Posé sur un meuble, son hibou borgne surveille l’assistance d’un œil social.
— Mon cher San-Antonio, j’ai deux petits mots à vous dire !
Je me retourne : c’est le Dabe. Il tient sa coupe de champ à la main, élégant dans ses manières qu’il est. C’est à des trucs commak qu’on mesure la classe d’un mec. Peler une pêche c’est facile : suffit d’un peu d’entraînement. Et puis on est assis pour le faire. Mais évoluer dans la foule avec une coupe pleine de brut impérial à la main, c’est un autre tabac.
— A vos ordres, monsieur le directeur.
Il m’emmène à l’écart, dépose sa coupe sur un guéridon et me saisit le bras.
— J’ai une mission d’un genre très particulier à vous confier.
— Vous m’en voyez ravi.
— Elle est si particulière en fait que j’hésite à vous demander cela.

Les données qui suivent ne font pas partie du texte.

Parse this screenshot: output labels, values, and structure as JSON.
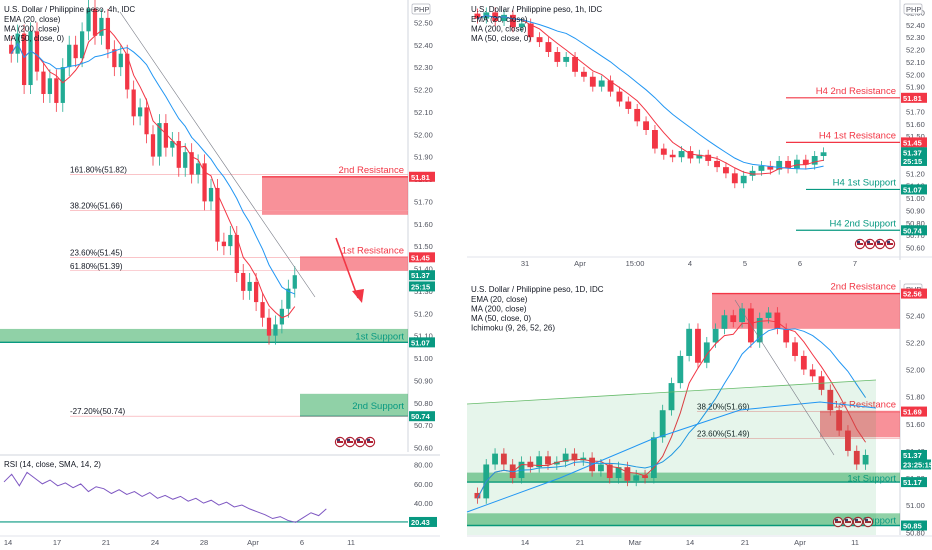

Il m’intrigue, le Décoiffé. C’est pas dans ses manières de faire tant de giries pour envoyer un de ses archers à la castagne.
— Vous me mettez l’eau à la bouche !
Il a un sourire qui fait miroiter ses tabourets en gold.
— Dieu vous entende !
Le voilà qui glisse la main dans sa poche et qui s’empare d’une photographie. Il me tend l’image. Ça représente une dame d’une quarante-cinquaine d’années, encore pas mal. Elle est blonde, avec des yeux bleus et une bouche sensuelle.
— Connais pas, fais-je. De qui s’agit-il ?
— Le nom et l’adresse sont au dos.
Je retourne la photo et je lis à mi-voix :
— Monica Mikaël, la Sapinière, Moisson, S.-et-O.
Je branle le chef.
— En quoi consiste la mission, patron ? demandé-je.
Il élude provisoirement.
— Vous connaissez Ruy Blas ?
— La pièce de Victor Hugo.
— Oui.
— Bien entendu ! Pourquoi ?
— Vous la connaissez bien ?
— Presque par cœur.
— Savez-vous comment se termine l’acte premier ?
— Parfaitement, érudis-je. La reine d’Espagne paraît. Tous les grands d’Espagne se couvrent. Ruy Blas murmure à don Salluste : « Et que m’ordonnez-vous, Seigneur, présentement ? »
— Que répond don Salluste ? demande le Vioque.
— Il répond : « De plaire à cette femme et d’être son amant ».
Le Dabuche retrouve son sourire.
— Supposez que vous soyez Ruy Blas, que je sois don Salluste et que cette femme soit la reine d’Espagne.
Ce disant, il tapote la photographie. J’y jette un regard.
— Vous me demandez de devenir l’amant de cette personne ?
— Voilà.
— Puis-je vous demander dans quel dessein ?
Il secoue la tête.
— Ce n’est pas encore le moment, San-Antonio. Essayez de forcer l’intimité de cette personne. Et si vous y parvenez, venez me le dire. A ce moment-là, je vous expliquerai.
« Forcer l’intimité de cette personne » ! C’est beau, le style Régence, non ? J’espère qu’elle a une belle intimité, la personne en question.
Je me mets à rigoler comme douze bossus qui viendraient de renifler du gaz hilarant.
— Dites, patron, je suis d’accord que cette mission est d’un genre extrêmement particulier. En tout cas, elle ne manque pas d’agrément.
— Vous trouvez ? fait le Dabe.
Je mate une nouvelle fois la photo.
— Elle n’est pas si mal, la dadame ! Evidemment, il faut voir la carrosserie, mais le visage est agréable. Elle a le regard qui promet et la bouche qui doit tenir !
Le Big Boss hoche la tête.
— Il y a un petit détail que j’ai omis de vous indiquer, fait-il gentiment.
— Lequel, patron ?
— Cette photographie date de dix ans !
Il reprend son verre et s’éloigne sans me regarder.